I know many people of a similar ilk, who are incredibly smart and successful but are incapable of thinking critically or of seeing what is obvious to those that have eyes to see and the courage to actually look.
Netflix has adamantly embraced the establishment’s anti-conspiracy position in its documentaries. Besides this Manson documentary there was The Octopus Murders documentary series which investigated the Danny Casolaro story and despite all of the evidence to the contrary, came to the conclusion that well there is no conspiracy because conspiracies are bad. Sigh.
I really, really wish CHAOS: The Manson Murders was good, or at least did an adequate job of presenting Tom O’Neill’s work, but it is really bad and it doesn’t do the least bit of justice to O’Neill’s work. This documentary is, quite frankly, an absolute travesty.
My recommendation for anyone, Manson aficionados or newbies alike, is to pick up O’Neill’s book CHAOS: Charles Manson, the CIA, and the Secret History of the Sixties, and read it.
The book isn’t perfect, in fact it can be downright frustrating because O’Neill refuses to speculate or project, but instead sticks to what he can prove. The book tells a fascinating tale and takes you down many tantalizing roads of inquiry but repeatedly comes up just short because the case is so old and cold and so many people associated with it are no longer alive.

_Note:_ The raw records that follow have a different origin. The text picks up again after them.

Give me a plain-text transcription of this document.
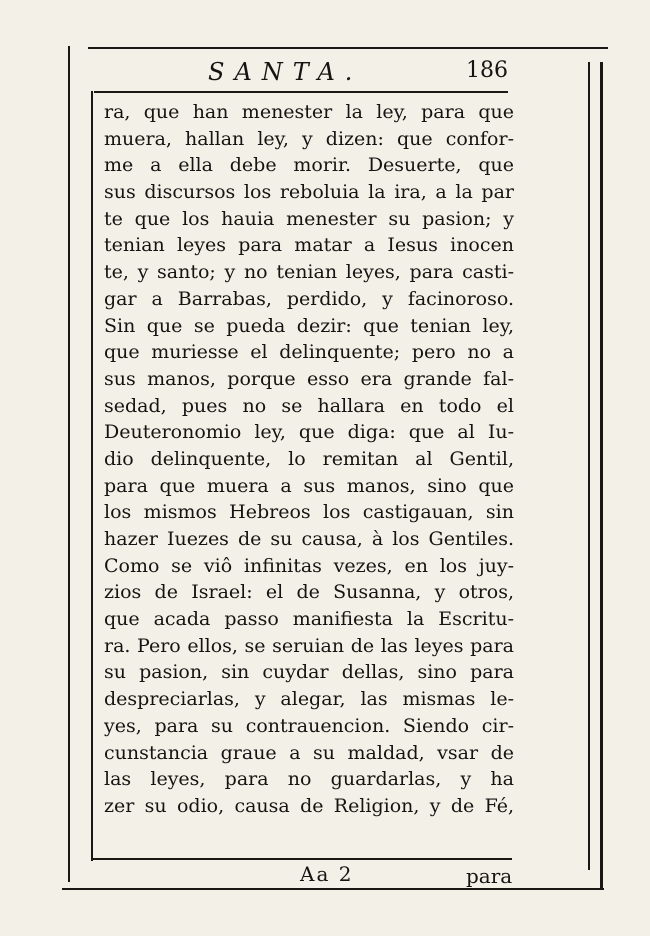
SANTA.	186
ra, que han menester la ley, para que
muera, hallan ley, y dizen: que confor-
me a ella debe morir. Desuerte, que
sus discursos los reboluia la ira, a la par
te que los hauia menester su pasion; y
tenian leyes para matar a Iesus inocen
te, y santo; y no tenian leyes, para casti-
gar a Barrabas, perdido, y facinoroso.
Sin que se pueda dezir: que tenian ley,
que muriesse el delinquente; pero no a
sus manos, porque esso era grande fal-
sedad, pues no se hallara en todo el
Deuteronomio ley, que diga: que al Iu-
dio delinquente, lo remitan al Gentil,
para que muera a sus manos, sino que
los mismos Hebreos los castigauan, sin
hazer Iuezes de su causa, à los Gentiles.
Como se viô infinitas vezes, en los juy-
zios de Israel: el de Susanna, y otros,
que acada passo manifiesta la Escritu-
ra. Pero ellos, se seruian de las leyes para
su pasion, sin cuydar dellas, sino para
despreciarlas, y alegar, las mismas le-
yes, para su contrauencion. Siendo cir-
cunstancia graue a su maldad, vsar de
las leyes, para no guardarlas, y ha
zer su odio, causa de Religion, y de Fé,
Aa 2	para
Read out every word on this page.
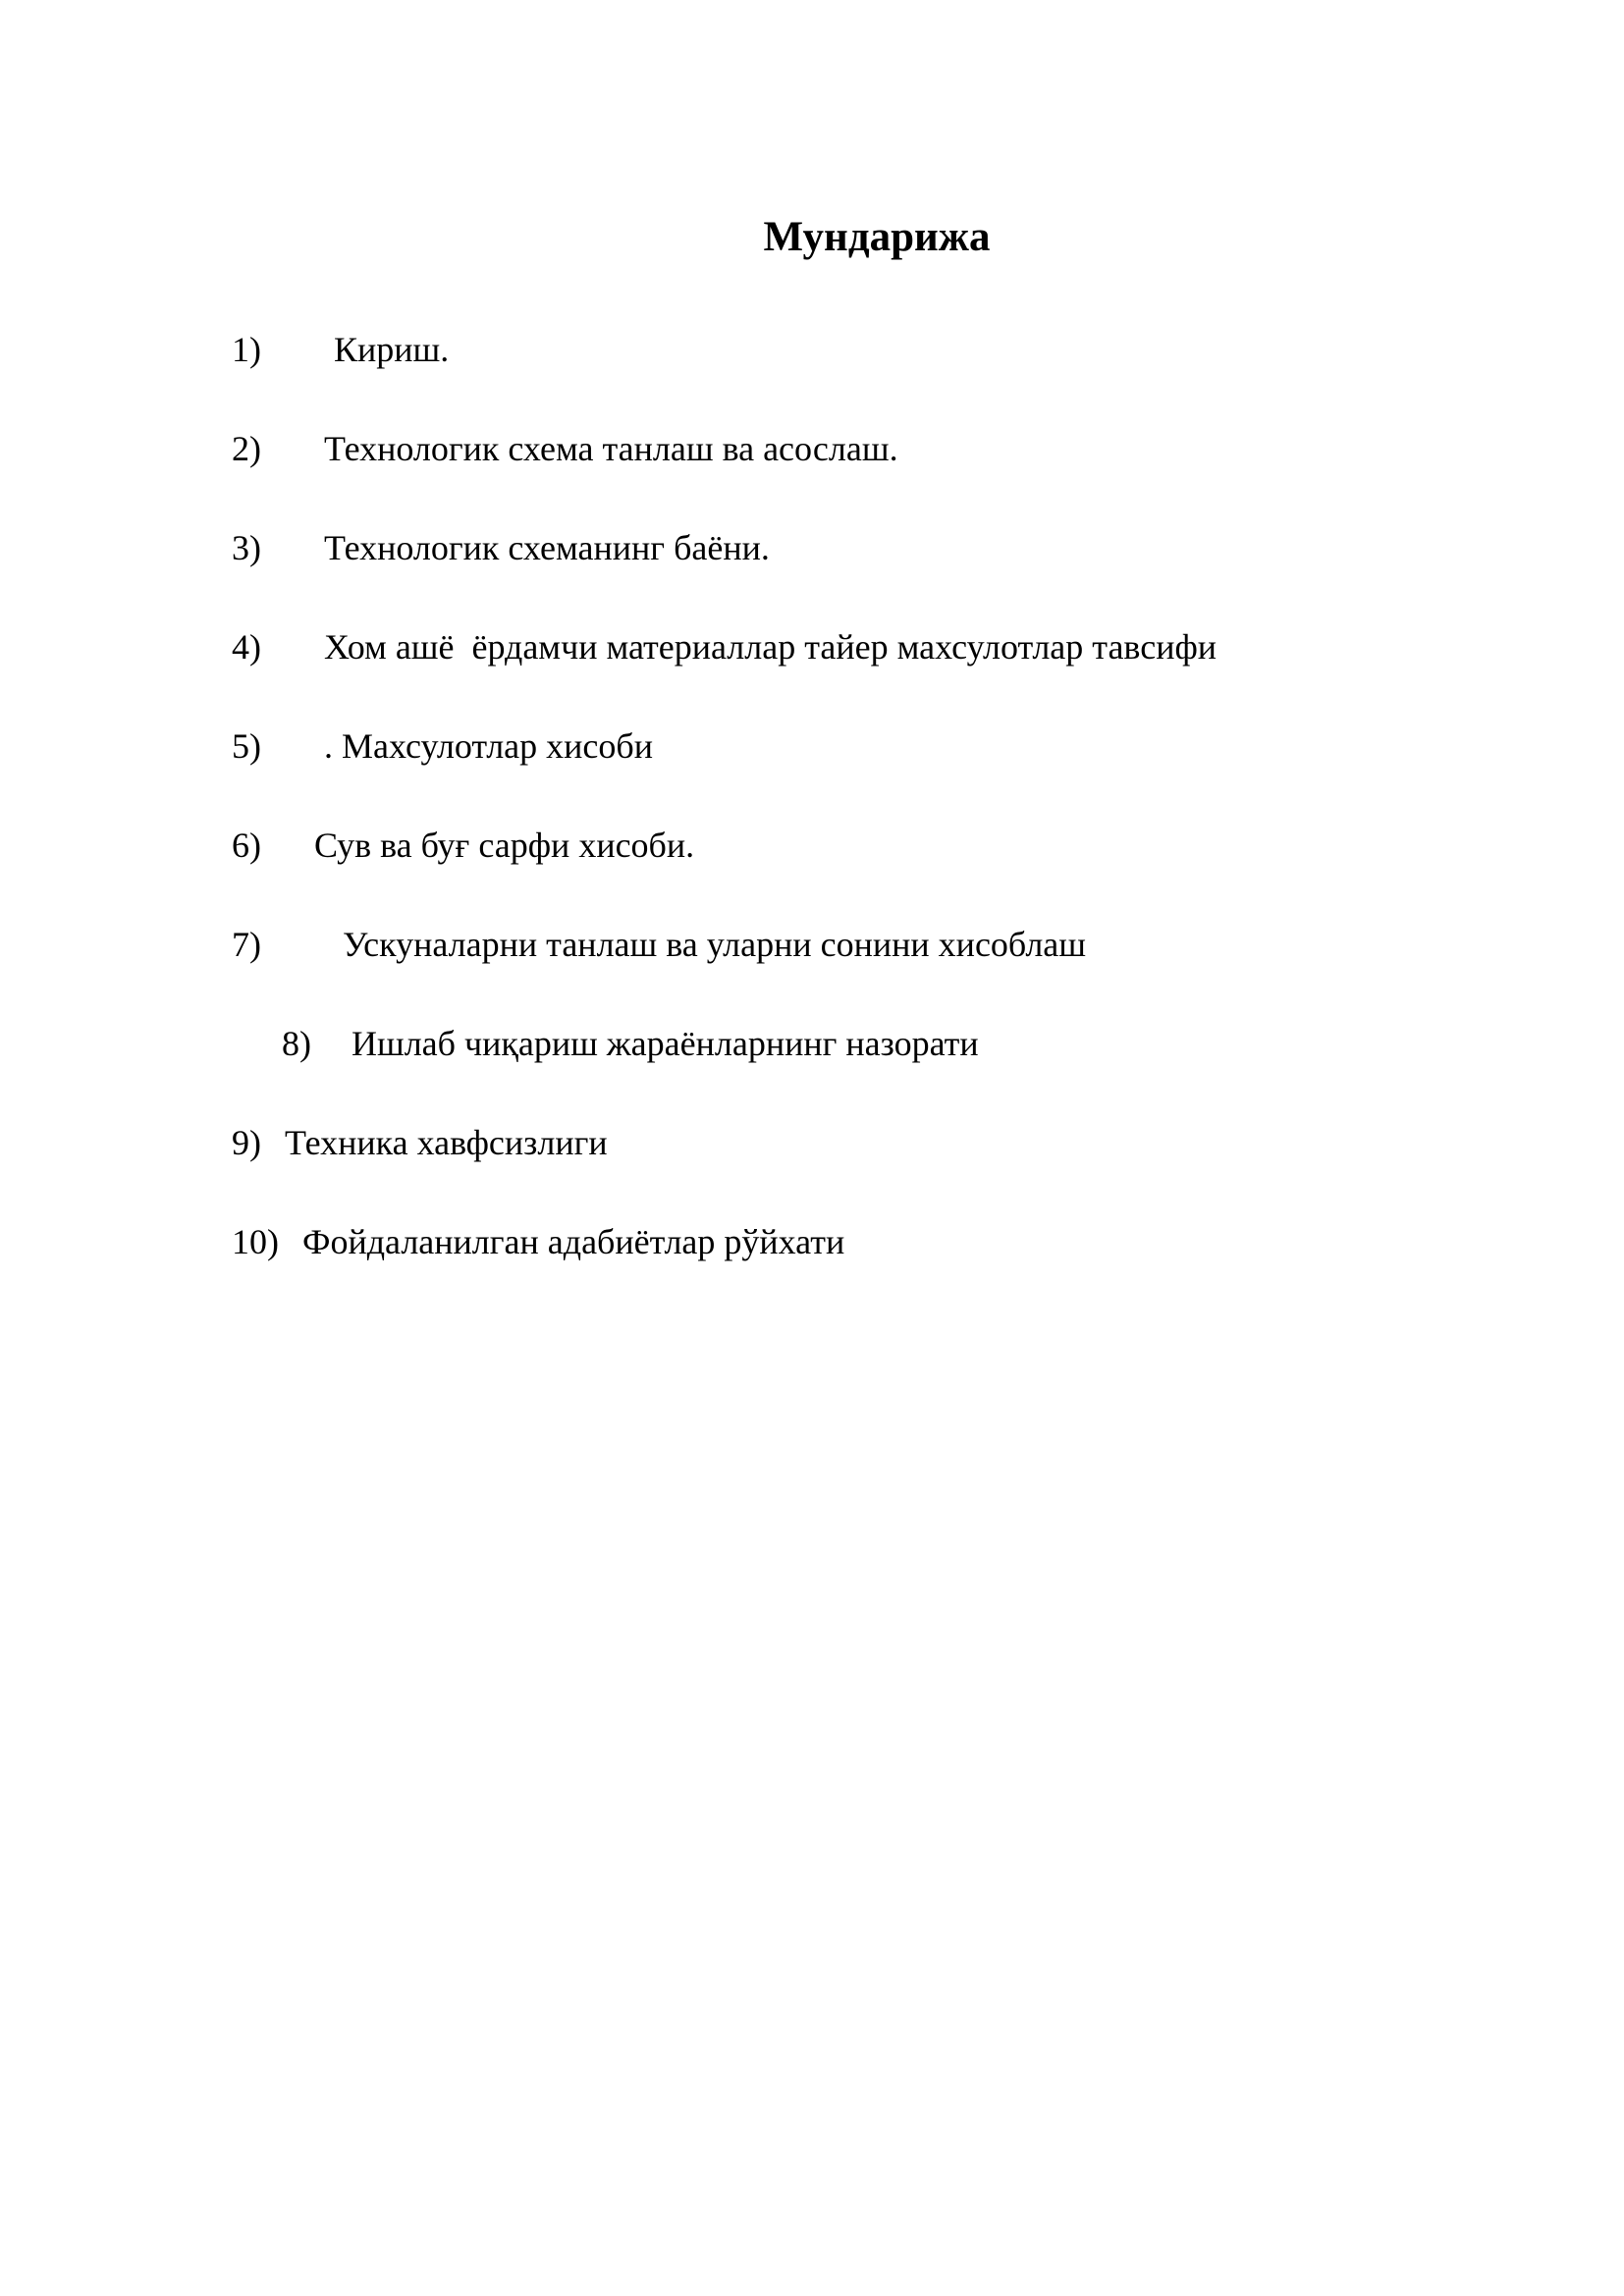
Мундарижа

1)

Кириш.

2)

Технологик схема танлаш ва асослаш.

3)

Технологик схеманинг баёни.

4)

Хом ашё  ёрдамчи материаллар тайер махсулотлар тавсифи

5)

. Махсулотлар хисоби

6)

Сув ва буғ сарфи хисоби.

7)

Ускуналарни танлаш ва уларни сонини хисоблаш

8)

Ишлаб чиқариш жараёнларнинг назорати

9)

Техника хавфсизлиги

10)

Фойдаланилган адабиётлар рўйхати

But it is O’Neill’s journalistic restraint that gives the book credibility. This is not some wild-eyed exercise in wish fulfillment, this is a serious examination of one of the most curious cases in American juris prudence and cultural history, where the CIA, FBI, LAPD, LA County Sheriff’s Department, Bureau of Prisons, and the Los Angeles District Attorney’s Office, all behaved in the most bizarre of ways in order to enable Manson before his arrest, and pervert a free and fair trial after it.
If you’re interested in the reality of the world that you inherited and currently inhabit…go read Tom O’Neill’s CHAOS: Charles Manson, the CIA, and the Secret History of the Sixties, and skip entirely Errol Morris’ mendacious, deceptive, and deceitful documentary CHAOS: The Manson Murders, for it is a total waste of time.